Technology has altered everything about our lives, from how we wake in the morning to how we get ready for bed. And in the process of this massive shift, it’s also radically changed our ideas of how business should be done.
“Only the most purblind reactionary could deny that, thanks to rising public expectation and the march of technology, standards of service have risen in the last ten years to the extent that people will now no longer wait for anything, will no longer stand around while your business solves problems that are entirely of its own making and increasingly expect that the service they buy will have been in some way customised to suit them,” writes publishing industry analyst David Hepworth in InPublishing.
According to Hepworth, the publishing industry has been a dark, quiet spot in this revolution.
“What has this got to do with the publishing business? Very little – and that’s the problem,” Hepworth continues.
“If you look at all the different ways that consumer behaviour has been revolutionised in the last ten years, from the huge things like Spotify and the BBC iPlayer, from the behavioural revolutions old soldiers like me never thought we’d live to see such as the ban on smoking in pubs or the acceptance of gay marriage, all the way down to the tiny gismos that sit inside the computer that we all carry in our pockets that counts our steps, allows us to scan a bar code and look for a cheaper offer, I’m hard pressed to think of one which arose from any arm of the publishing industry,” he chastises.
“In the last ten years, TV has changed out of all recognition. Radio has radically re-engineered its cost base. Even the cinema is doing things in a way it would never have dreamed of doing things in the recent past. Next to that, most magazine and newspaper media is back in the dark ages, and not in a good way at all.
His suggestion? Do away with the beloved idea of “creativity” in favor on “ingenuity.”
“I was talking this over with a colleague who said, the problem is that this only happens when somebody from the outside comes along and looks at how the business could be done in a radically different way and disrupts that business from the outside,” Hepworth explains.
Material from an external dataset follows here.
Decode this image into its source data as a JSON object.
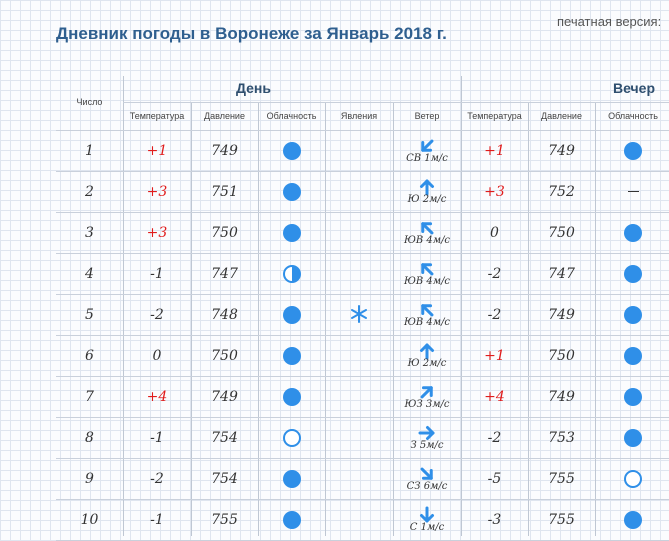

“They Uber-ize it. They re-tool the business from the point of view of the customer, which forces the people running the business to radically alter how they do things. To make an Uber-type change, you must have a clear idea of what people want – in that case cheaper rides – and then be prepared to sacrifice everything else to bring that about. Then you have to bring it to them in such a way that they find simple and, yes, ingenious.”
As publishers continue to define how they fit into a digital world, this idea has serious merit. Creativity is one thing, and good magazines will always need that. But ingenuity…now that’s another thing altogether.